The women who make markets

The Australian and global economies are slowing and as businesses seek productivity gains they must tap an often over-looked but incredibly powerful demographic.

Step by step we are waking up to the fact that the momentum in both the world and Australian economies is slowing.

On the local economy side, according to Westpac’s Bill Evans, unemployment would be around 5.75 per cent (rather than 5.2 per cent) if people had not given up looking for jobs (WEEKEND ECONOMIST: Doves of May, April 6).

The government-imposed restraint in China is working and the economy is slowing. Europe’s downturn is on track to produce widespread recessions while the US economy is at best fragile, and looks like slowing. Whether it be in Europe, the US or Australia governments are cutting back on expenditure.

We might be surprised on the downside (if Europe explodes) or on the upside if China does better than we expect. The local sharemarket senses this, which is why it has not experienced a major rise. The Australian dollar is sliding.

This is an environment where management and employees are going to be tested, in a way that we have not seen for a long time. Our series on productivity is designed to spark interest among organisations large and small in doing things better.

As a prelude to today’s productivity idea-starter, I pose the question that many organisations do not ask: What is the largest consumer market in Australia? If you looked at the stuff many advertisers produce you would think it was teenagers or people in their 20s or 30s.

That’s because a large number of people in advertising agencies and marketing departments are in these age brackets and the client thinks things the 'experts’ know best.

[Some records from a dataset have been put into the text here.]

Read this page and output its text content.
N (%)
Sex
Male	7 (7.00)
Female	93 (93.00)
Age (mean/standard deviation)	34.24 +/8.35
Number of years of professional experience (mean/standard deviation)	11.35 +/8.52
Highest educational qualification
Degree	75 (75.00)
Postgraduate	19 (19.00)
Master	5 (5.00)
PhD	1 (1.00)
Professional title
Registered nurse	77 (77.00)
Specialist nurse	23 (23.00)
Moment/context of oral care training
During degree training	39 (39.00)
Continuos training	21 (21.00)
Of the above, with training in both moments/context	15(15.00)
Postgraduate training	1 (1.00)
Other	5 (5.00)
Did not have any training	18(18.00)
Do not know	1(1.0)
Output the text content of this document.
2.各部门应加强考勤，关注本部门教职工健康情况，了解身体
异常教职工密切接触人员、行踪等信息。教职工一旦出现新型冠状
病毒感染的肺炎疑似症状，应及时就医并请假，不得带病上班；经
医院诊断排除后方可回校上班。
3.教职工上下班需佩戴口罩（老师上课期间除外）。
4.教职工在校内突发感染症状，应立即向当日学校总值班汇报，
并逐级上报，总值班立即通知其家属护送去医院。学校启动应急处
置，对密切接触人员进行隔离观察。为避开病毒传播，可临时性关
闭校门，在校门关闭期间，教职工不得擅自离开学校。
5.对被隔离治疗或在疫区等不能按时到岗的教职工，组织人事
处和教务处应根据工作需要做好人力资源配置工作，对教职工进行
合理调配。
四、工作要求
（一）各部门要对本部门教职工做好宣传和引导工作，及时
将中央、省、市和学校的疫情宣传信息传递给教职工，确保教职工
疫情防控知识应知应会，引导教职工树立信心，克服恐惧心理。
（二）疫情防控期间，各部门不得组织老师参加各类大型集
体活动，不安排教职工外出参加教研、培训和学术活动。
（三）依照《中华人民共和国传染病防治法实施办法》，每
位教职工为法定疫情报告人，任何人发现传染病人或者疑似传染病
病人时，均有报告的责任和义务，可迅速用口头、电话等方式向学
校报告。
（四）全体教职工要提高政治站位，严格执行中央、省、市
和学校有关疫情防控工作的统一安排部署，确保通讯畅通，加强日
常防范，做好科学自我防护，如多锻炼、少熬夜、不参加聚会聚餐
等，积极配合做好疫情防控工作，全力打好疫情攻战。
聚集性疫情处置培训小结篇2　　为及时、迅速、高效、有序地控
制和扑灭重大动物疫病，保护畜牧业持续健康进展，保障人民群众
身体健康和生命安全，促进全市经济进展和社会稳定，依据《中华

It so happens that the biggest consumer group is women aged between 40 and 50. For the most part these women have a fair idea about where they are headed in life and are setting about pursuing their objectives. (Of course there will be good and bad surprises.)

Part of improving corporate productivity is recruiting people who know how tap this enormous market if that is where your future sales lie.

And so we find that Stockland has discovered they need to recruit women in that age bracket to market to people in the 40-50 age bracket. A short video on the topic, introduced by Alan Kohler, is a fascinating way to look at new markets.

And if you are trying to sell a dwelling in outer suburbia with limited infrastructure to a 40- to 50-year-old woman who understands what long travel means to both herself and/or her spouse or partner you will need smart thinking. A modern house will need the very best internet connections so work at home is possible and travelling to shopping centres is reduced – if that’s what the person wants.

My retail friends tell me that women in their 40s and 50s can be the very best employees because they are often engaged in the organisation and have loyalty – that’s if they like the people around them.

In a non-mining economy that is going to be slow and where governments are cutting back, enterprises are going to simply have to be smarter and work out where their markets are and how to get to them.